I’ll see you in the Victors’ Village.
This one goes out to the artists, the people who spend their time creating – the painters, the musicians, the designers, the writers, the architects, the drawers, the sculptors, and everything between those lines. This is for those who dream actively, knowing that thought without action is still as unproductive as sitting in front of the television letting Someone Else tell you what to think. This is for those who go out into the world every day knowing that no matter what they make, what they create, or how inspirational and aesthetically pleasing their work is, it likely will not be seen or appreciated by another living being, ever…and they do it anyway.

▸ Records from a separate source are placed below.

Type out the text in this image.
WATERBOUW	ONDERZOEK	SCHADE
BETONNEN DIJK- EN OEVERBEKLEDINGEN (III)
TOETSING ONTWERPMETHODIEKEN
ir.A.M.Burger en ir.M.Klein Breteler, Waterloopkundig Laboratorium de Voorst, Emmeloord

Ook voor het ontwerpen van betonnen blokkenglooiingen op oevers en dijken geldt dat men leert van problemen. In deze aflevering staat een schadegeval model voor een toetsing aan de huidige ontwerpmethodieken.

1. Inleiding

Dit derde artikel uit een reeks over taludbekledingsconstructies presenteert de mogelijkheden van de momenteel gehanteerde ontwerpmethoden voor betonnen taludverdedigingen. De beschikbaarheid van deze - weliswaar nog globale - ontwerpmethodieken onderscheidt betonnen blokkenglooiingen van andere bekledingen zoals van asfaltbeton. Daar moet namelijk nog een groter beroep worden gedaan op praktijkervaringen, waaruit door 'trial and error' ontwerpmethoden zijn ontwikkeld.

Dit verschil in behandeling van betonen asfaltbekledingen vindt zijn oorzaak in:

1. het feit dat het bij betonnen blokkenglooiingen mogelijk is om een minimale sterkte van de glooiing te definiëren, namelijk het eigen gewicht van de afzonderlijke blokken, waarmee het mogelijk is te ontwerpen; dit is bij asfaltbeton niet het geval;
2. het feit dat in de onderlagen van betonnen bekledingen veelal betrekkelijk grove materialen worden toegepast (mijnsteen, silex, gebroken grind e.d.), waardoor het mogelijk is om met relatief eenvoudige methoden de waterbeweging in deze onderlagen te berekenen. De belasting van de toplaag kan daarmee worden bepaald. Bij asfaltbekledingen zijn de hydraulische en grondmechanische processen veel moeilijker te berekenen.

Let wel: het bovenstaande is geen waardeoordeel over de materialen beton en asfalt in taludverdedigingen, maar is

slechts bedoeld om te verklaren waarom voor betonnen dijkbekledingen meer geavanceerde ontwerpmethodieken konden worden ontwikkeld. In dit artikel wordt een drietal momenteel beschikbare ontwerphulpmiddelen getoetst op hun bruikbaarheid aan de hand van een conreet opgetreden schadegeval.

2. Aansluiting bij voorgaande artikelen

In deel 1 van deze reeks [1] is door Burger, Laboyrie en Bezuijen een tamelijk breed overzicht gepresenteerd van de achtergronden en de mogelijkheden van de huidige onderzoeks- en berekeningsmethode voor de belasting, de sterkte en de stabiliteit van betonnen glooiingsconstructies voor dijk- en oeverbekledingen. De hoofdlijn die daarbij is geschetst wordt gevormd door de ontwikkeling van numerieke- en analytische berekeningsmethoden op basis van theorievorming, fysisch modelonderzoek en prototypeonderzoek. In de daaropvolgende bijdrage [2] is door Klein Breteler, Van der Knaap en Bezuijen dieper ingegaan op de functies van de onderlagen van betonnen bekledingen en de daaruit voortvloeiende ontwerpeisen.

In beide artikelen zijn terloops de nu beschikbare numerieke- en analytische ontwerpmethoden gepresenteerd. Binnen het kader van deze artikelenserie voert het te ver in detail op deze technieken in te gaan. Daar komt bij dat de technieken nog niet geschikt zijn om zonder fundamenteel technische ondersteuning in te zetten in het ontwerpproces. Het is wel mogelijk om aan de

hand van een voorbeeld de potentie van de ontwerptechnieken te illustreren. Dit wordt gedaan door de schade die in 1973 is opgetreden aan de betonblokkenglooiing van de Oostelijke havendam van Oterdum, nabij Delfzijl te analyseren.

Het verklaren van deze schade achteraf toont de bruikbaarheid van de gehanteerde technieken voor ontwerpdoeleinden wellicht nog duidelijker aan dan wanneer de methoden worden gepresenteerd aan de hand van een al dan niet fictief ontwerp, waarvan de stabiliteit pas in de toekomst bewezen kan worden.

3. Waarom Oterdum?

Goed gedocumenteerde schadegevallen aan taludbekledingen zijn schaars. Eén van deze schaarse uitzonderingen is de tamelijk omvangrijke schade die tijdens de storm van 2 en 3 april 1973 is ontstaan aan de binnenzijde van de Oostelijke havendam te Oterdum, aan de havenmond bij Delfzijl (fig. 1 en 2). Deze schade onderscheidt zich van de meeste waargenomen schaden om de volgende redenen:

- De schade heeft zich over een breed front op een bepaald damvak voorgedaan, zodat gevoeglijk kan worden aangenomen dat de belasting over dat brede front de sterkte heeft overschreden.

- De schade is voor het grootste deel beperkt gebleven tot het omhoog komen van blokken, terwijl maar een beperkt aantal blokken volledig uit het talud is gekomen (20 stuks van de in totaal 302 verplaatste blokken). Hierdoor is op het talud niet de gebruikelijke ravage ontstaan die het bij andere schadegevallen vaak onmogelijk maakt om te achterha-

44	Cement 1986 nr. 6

This is for those who, regardless of age, come home after work, tired, hungry, and unwilling, and still decide to go within and be alone with the voice of their own creation. This is for those who walk past the notion of “do it tomorrow”, because tomorrow is a dream, and yesterday’s gone. The artist knows that now is all we have, and all we ever have.
To the critics, the non-doers – we love that you’ve chosen to spend your time pointing fingers at us instead of using your limitless human potential to build. We love that instead of walking through the swamp, you’ve decided to join the anthill of sideline judges, adding to the swarm of buzzards, and the vultures circling above, waiting for us to trip, fall, fail, and die. You sit there, grumbling, waiting for that one chance to say, “See? I told you, you shouldn’t have wasted your time on that “art” nonsense.”
And we do fall. And we love getting back up for you. We love that you’ve decided to spend your lives blaming the rest of us, and thinking, no, believing, we can hear your voices. But they’re too weak, so easily lost in the hiss of a crowd that we’ve long grown used to. We love that you think your voices matter to us. We love the way you inspire us to succeed. Please keep talking; you’re making what we do look so much better.
This is for those who realize that “our days are the precious currency of our lives,” and take action in that knowing.
“If one advances confidently in the direction of his dreams, and dares to live the life that he has imagined, he will meet with a success unexpected in common hours.”
This is for those who race toward the finish line of their own ideals. Those who, against all odds, all obstacles, all naysayers, “rules”, guilt trips, distractions, and emotional games choose still to take to their calling, and work, every day, even if to a small degree, as this is still progression.
This is for those who’ve met with Fear, and have decided not to turn, not to run, but to hold his hand and keep walking into his cave. To those who, in some way, walk with him every day, and grow stronger, absorbing a strange familiarity in his awkward chill of unknowns.
To those who create, those who have battled with resisting voices, both inner and outer, and have come to hear the softest (but the truest) voice of them all, floating amid that wild tempest of censorious tongues. This is to those who’ve latched on to this voice, the voice of their own spirit, and allowed themselves to be pulled outside the world of logic and “sense”. To those who’ve allowed the Spirit within them to rush out into a world teeming with those too afraid to lead and too quick to follow, those, welcoming whatever reactions make come, still aver with sonorous resolution, “I choose to live my life by my own devising.” …
To all of you, and to your ideals, I honor you, and celebrate the daily pursuit of your spirit.